Dans l’évolution récente du primitivisme en France depuis les années 1970, les artistes du Quercy occupent une place singulière dont la pertinence, aujourd’hui que les biotechnologies tendent à modifier les fondamentaux du vivant, prend de plus en plus valeur d’évidence. Jean Rédoulès est particulièrement représentatif de la disposition perceptive de ces créateurs pour lesquels la nature est un référent et un partenaire immédiats, à la proximité diversement incitative. Sa formation au contact de Roger Bissière et sous l’influence du surréalisme lui a procuré la plus grande aptitude à engager l’expressionnisme primitif dans les voies d’une représentation touchant aux manifestations symboliques de l’activité humaine. Constructions, écritures, personnages-branches, peintures de paysages noires sont les axes principaux d’une esthétique épurée et secrète dont l’hétérogénéité étend l’exploration des potentialités de la main à l’analyse anthropologique du « faire trace ». Rédoulès se rapproche ainsi des convictions vitalistes de l’arte povera tout en présentant une pluralité expressive répartie au rythme de l’investigation productive du sujet.
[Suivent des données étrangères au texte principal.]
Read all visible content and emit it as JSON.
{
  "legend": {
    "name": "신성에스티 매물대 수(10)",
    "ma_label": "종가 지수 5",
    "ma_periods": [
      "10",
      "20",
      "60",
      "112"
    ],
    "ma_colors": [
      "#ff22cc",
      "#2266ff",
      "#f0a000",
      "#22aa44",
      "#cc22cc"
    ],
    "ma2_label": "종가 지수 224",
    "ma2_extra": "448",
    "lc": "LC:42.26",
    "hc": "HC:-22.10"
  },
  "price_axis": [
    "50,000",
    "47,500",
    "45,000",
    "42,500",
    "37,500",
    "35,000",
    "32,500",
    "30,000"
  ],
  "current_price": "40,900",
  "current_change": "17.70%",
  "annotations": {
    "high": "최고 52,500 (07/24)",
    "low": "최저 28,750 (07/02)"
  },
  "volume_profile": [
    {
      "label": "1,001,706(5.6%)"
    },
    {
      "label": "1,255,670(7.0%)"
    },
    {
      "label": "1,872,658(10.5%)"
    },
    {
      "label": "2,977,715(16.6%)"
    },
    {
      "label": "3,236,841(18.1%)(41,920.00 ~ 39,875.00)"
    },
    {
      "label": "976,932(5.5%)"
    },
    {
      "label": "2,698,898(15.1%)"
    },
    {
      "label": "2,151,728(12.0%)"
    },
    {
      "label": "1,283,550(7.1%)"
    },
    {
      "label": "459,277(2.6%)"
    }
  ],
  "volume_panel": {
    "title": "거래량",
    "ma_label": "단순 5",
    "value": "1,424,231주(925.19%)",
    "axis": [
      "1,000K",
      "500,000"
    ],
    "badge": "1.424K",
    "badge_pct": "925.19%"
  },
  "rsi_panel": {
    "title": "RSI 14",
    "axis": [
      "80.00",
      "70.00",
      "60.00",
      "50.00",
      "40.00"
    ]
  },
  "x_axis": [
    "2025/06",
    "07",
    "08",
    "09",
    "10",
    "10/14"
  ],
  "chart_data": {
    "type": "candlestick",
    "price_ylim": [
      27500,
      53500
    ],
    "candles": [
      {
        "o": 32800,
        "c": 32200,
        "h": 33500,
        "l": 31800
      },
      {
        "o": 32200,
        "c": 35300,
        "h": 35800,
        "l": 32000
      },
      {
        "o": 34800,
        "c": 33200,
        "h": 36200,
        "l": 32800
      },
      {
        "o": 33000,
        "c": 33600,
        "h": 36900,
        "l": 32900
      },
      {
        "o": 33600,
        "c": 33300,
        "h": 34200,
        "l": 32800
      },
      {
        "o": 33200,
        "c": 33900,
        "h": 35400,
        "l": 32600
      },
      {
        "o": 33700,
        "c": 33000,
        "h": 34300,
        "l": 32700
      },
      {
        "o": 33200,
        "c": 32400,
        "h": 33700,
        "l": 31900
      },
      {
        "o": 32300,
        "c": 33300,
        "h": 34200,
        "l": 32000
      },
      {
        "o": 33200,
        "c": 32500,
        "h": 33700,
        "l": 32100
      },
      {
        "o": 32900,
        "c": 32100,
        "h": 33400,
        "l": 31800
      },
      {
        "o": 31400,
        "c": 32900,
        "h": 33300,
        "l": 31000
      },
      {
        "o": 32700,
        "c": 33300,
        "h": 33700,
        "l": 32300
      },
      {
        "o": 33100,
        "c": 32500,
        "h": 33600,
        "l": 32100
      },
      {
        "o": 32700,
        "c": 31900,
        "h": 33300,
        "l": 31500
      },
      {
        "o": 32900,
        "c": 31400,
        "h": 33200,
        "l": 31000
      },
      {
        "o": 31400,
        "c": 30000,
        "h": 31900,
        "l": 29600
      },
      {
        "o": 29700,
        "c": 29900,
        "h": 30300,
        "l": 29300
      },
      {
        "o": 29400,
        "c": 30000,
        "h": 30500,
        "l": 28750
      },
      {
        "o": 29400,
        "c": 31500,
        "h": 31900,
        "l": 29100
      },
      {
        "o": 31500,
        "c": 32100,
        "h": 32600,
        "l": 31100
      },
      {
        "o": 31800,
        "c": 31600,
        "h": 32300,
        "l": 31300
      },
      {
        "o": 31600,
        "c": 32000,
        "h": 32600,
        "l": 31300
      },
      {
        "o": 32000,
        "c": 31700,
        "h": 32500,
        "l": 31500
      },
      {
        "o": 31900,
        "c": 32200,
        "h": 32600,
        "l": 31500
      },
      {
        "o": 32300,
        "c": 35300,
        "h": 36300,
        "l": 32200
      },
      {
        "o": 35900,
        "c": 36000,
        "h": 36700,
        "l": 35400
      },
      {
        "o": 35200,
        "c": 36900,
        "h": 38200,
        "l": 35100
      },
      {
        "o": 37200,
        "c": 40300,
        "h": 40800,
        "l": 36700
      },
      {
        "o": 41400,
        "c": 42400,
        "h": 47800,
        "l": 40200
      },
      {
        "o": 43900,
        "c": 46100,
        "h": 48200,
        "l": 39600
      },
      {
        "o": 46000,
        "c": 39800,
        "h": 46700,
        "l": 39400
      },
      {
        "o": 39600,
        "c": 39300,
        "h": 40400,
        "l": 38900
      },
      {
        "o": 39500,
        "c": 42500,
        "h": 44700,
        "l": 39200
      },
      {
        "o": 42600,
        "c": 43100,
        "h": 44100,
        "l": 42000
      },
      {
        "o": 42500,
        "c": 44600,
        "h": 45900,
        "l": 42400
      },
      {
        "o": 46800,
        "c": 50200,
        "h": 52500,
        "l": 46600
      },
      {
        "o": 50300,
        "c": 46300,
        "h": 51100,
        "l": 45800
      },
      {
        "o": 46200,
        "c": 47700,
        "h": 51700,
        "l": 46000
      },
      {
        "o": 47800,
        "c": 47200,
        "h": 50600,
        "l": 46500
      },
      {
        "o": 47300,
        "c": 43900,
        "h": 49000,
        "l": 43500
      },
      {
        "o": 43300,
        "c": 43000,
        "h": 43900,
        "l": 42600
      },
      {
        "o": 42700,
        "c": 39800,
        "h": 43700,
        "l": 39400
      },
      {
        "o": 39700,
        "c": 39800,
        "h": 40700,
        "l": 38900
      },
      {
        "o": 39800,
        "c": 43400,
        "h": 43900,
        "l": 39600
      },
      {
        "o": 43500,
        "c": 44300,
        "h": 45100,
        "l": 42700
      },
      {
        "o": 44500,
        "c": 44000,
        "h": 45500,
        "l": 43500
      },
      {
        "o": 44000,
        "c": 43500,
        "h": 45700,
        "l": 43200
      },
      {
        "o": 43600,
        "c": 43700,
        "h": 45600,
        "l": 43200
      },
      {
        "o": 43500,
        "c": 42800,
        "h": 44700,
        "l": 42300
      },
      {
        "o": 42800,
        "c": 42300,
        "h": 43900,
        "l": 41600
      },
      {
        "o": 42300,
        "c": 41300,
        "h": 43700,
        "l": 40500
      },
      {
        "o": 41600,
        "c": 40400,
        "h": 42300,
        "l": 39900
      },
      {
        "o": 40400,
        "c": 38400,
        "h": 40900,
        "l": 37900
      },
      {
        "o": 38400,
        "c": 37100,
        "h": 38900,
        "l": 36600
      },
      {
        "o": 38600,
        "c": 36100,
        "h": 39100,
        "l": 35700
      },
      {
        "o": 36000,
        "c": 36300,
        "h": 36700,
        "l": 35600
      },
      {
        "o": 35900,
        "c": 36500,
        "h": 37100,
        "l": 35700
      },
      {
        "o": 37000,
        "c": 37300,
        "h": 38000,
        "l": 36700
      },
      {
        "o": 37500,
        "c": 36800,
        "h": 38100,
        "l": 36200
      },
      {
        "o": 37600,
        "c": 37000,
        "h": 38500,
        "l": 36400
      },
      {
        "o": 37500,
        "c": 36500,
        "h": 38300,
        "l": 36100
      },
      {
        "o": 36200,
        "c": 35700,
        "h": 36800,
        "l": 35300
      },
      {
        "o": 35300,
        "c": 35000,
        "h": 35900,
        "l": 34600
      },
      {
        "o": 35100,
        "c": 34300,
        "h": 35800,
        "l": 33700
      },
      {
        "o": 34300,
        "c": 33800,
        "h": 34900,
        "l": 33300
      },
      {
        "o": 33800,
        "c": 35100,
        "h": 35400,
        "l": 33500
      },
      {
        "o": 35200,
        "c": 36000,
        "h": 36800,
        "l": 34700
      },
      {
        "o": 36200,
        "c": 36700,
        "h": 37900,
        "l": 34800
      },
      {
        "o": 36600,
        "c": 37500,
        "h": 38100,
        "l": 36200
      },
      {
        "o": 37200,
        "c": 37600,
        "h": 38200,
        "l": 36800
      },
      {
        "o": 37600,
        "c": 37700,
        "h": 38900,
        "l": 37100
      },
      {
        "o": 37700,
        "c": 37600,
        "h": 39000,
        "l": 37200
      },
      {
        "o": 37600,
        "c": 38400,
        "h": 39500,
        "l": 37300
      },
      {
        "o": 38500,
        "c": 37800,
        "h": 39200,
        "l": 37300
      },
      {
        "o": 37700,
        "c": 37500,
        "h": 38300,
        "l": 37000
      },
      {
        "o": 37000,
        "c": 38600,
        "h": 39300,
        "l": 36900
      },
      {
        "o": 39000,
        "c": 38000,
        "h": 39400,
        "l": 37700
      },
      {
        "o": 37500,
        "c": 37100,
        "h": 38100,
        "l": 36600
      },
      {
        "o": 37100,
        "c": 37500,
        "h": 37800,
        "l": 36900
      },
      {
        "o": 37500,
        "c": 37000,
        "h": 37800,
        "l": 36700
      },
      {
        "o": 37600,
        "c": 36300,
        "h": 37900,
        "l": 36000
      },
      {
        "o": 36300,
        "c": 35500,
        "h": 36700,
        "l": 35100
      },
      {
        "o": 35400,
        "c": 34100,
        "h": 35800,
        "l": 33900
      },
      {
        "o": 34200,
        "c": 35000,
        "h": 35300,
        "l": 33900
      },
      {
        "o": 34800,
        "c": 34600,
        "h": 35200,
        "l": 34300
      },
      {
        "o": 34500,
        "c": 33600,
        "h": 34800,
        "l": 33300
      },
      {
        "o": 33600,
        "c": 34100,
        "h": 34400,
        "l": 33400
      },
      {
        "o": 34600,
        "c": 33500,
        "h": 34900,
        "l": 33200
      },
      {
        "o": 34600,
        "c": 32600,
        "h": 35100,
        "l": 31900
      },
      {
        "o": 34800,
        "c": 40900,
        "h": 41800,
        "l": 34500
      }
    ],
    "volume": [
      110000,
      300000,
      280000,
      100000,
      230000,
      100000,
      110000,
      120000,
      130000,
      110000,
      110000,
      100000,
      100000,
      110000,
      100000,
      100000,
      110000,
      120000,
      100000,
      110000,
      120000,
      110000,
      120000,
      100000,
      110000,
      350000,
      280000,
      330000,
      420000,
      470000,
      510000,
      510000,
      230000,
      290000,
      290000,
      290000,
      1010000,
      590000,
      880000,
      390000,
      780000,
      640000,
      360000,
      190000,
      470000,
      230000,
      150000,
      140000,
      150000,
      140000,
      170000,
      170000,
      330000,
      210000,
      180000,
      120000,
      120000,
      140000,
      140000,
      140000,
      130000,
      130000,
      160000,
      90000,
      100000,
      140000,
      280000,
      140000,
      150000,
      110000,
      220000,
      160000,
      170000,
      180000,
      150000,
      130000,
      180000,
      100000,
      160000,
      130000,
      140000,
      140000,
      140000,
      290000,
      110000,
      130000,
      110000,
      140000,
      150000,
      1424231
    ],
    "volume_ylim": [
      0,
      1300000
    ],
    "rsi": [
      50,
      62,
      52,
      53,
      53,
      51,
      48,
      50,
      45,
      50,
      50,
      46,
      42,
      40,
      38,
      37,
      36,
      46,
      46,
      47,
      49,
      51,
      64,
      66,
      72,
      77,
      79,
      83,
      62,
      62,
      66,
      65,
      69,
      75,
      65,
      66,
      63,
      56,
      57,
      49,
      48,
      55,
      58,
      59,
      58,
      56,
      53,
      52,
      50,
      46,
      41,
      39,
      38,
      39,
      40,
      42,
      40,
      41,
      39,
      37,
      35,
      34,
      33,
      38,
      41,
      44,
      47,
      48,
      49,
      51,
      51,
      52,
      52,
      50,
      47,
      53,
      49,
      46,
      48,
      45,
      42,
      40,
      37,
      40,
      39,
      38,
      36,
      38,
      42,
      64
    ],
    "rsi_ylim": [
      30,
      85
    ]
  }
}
S’ensuit une invitation à l’hétérogénèse (la singularisation des pratiques subjectives), dont une socialité réconciliée avec la pensée sauvage pourra désormais s’inspirer, ainsi suggérée à chacun comme moyen d’intensification possible de ses émotions, tant représentative de la prodigalité naturelle que directement émergée du sensible.          

Luc Rigal

  

2)       ANDRE NOUYRIT

Sa stratégie a toujours été celle de la discrétion. Il n'y a pas gagné en surface de notoriété, dans un milieu de l'art où la communication, l'apparence et le faire-savoir sont devenus des composantes majeures. Il y a en revanche beaucoup acquis en profondeur et en épaisseur. Ce qui est tout de même plus important. Il se considère comme un artiste très marginal, c'est à dire non inscrit au répertoire convenu des écoles et des groupes, mais fondamentalement engagé dans la quête de l'identité de notre époque dont il se veut, à plein, partie prenante. Percutante, originale, chargée de sens, son oeuvre, en pleine maturité, est manifestement importante. André Nouyrit est né à Cahors à la fin de l'année 1940 dans une famille très enracinée dans le terroir quercynois et très avertie des choses de la culture et de l'art. Quand, bac en poche, il « monte faire les Beaux-Arts », à Paris , en 1958, il s'inscrit, ce qui est déjà un signe de densité personnelle, à l'atelier d'art sacré d'Edmée Larnaudie. Les années soixante et soixante-dix sont pour lui celles de l'apprentissage. A Paris d'abord, puis pour quelques mois, dans l'arrière-pays niçois, à proximité de l'atelier de son ancien condisciple et ami du lycée de Cahors, Bernard Pagès, un grand artiste novateur aujourd'hui reconnu et confirmé, puis à Barcelone, où il demeurera une année. En 1972, il se fixe à nouveau dans le Lot. A Savanac d'abord, dans la vallée chaleureuse et facile, riche et sereine, puis, en 1976, à Aujols, sur le Causse, rude et rugueux, intense et habité. De son travail de cette période, il ne reste, hélas, plus rien. L' incendie de son atelier détruit irrémédiablement, en 1977, toutes les oeuvres qu'il avait créées jusque-là et notamment celles qu'il avait pu exposer, en 1963, à Paris, à la galerie des Beaux-Arts et, en 1967, à l'Atelier d'Alésia.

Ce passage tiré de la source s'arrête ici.